Thank you for your help and for always making Survey Solutions a better tool.

Hello Kevin,

  1. a notepad is really not the appropriate tool to work with this kind of files. It is neither intended nor optimized for working with large files.

  2. Statistical packages are handling the task better. But they all need to digest the data in text format into their internal structures (by reading the file and parsing its contents) before they can be manipulated by those packages. This means multiple reads of the files and analysis of every line on the go. Different packages may do that with different workload. For example, as of 2008 Stata was doing three full passes over the file:
    https://www.stata.com/statalist/archive/2008-02/msg00935.html

  3. While there is nothing specifically difficult about the paradata files, the share size of them is a common problem, since the statistical packages (Stata, SPSS, R, etc, not sure about SAS - there are some SAS users here, perhaps they can step in) tend to load the whole file into the memory. Furthermore, the memory footprint of the data imported from such file is usually larger than the file itself, due to string storage rules, and additional overhead, which is hard to quantify in general. (as a rule of thumb consider doubling the size of the data).

  4. A different strategy would be to import the data into a Database Application, from which to query the specific records.
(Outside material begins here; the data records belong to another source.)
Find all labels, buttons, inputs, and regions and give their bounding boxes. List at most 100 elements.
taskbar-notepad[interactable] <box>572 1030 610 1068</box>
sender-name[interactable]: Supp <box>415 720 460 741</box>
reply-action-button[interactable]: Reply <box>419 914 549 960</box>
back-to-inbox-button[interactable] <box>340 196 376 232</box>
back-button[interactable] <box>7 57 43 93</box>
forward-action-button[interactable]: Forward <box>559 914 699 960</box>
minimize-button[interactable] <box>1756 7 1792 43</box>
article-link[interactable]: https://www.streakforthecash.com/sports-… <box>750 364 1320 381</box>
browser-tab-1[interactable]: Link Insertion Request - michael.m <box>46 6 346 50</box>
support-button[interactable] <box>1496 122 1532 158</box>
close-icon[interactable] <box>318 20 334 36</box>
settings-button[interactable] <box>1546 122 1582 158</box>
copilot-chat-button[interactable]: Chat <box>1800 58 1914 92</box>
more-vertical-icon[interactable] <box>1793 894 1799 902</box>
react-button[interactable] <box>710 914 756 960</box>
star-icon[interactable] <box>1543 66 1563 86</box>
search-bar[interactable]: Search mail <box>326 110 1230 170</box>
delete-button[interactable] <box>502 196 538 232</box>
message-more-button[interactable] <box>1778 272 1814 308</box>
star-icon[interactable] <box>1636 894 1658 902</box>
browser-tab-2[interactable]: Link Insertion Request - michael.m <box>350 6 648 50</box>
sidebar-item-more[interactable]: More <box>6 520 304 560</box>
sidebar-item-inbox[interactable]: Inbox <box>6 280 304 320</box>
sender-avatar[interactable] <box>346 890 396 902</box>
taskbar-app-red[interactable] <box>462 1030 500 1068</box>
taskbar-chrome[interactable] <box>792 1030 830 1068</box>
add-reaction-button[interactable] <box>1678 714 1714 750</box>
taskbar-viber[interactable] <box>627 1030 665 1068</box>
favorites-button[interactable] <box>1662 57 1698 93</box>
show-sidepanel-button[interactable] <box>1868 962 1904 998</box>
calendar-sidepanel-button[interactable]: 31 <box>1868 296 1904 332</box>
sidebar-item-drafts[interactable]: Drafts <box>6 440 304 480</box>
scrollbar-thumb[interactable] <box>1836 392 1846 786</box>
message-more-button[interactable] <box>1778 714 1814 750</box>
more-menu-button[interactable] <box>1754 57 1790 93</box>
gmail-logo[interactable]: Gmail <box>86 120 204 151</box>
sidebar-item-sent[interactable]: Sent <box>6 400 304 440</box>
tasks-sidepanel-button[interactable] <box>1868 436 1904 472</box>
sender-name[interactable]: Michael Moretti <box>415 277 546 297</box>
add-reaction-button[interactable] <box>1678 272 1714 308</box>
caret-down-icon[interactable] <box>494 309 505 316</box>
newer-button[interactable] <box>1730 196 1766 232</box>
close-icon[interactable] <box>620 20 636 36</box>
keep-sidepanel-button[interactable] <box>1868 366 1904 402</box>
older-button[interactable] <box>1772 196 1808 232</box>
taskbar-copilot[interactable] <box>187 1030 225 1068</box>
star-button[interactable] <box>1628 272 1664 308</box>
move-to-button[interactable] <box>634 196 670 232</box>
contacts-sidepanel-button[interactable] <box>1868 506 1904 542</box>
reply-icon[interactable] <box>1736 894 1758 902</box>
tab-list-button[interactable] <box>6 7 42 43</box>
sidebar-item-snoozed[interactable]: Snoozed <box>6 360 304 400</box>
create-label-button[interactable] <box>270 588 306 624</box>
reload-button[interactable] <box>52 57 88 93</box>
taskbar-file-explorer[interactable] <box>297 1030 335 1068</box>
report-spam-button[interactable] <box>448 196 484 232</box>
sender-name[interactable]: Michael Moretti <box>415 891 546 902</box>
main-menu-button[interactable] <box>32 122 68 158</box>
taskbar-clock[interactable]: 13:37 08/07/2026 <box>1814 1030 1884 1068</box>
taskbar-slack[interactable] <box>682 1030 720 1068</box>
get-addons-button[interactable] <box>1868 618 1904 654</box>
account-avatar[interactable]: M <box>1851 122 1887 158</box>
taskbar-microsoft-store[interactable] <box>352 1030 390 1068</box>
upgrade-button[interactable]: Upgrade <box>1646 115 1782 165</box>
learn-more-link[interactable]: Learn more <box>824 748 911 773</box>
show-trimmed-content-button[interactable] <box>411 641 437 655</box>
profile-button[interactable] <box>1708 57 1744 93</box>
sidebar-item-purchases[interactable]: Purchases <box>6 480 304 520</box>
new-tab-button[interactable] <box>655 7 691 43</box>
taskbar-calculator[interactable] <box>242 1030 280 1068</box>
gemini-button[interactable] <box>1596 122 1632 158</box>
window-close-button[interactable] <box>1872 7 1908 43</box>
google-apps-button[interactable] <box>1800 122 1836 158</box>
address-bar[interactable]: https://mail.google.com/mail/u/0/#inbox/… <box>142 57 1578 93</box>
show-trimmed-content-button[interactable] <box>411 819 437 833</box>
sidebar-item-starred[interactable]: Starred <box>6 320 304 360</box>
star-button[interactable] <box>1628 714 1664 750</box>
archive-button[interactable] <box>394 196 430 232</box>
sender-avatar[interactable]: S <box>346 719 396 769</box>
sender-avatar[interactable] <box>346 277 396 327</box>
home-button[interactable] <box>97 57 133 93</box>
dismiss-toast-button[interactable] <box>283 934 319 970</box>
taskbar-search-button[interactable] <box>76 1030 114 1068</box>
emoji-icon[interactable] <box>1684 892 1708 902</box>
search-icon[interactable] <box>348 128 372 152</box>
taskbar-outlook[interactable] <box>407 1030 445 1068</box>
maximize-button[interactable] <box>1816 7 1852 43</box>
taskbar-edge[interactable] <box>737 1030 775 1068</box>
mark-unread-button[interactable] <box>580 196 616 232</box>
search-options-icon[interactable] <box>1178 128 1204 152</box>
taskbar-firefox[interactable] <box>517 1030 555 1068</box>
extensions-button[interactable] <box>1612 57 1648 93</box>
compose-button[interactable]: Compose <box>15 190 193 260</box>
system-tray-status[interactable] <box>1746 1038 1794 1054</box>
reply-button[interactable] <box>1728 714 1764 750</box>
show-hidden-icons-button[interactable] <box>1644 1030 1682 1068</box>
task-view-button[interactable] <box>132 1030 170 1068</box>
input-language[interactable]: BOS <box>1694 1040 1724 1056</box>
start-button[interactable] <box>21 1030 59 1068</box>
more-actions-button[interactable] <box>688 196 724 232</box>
  5. On the specific records - somebody has to extract them, spend time on processing. Either Survey Solutions server or the next program in the chain - the consumer of those data. For the moment we opted for the latter, as paradata is having a more prominent value as a whole, not as separate records plus the user has the freedom to pick and chose what is needed for the analysis.

Best, Sergiy

Thank you Sergiy.

I certainly agree with what you have mentioned.

However, I consider that when the HQ user exports the paradata file it is in order to review some precise data in the information collected in said file, so it would be interesting to have an alternate process that allows this revision task to be carried out in less time (avoiding having to generate and load row by row the conversion of the all paratata file in some statistical software because this is time consuming, it would also take some time to consider importing the data into a database application and then querying the specific records). With which it could be feasible to be able to generate the export of the paradata file for individual interviews.

Again thank you very much for the comprehensive explanation.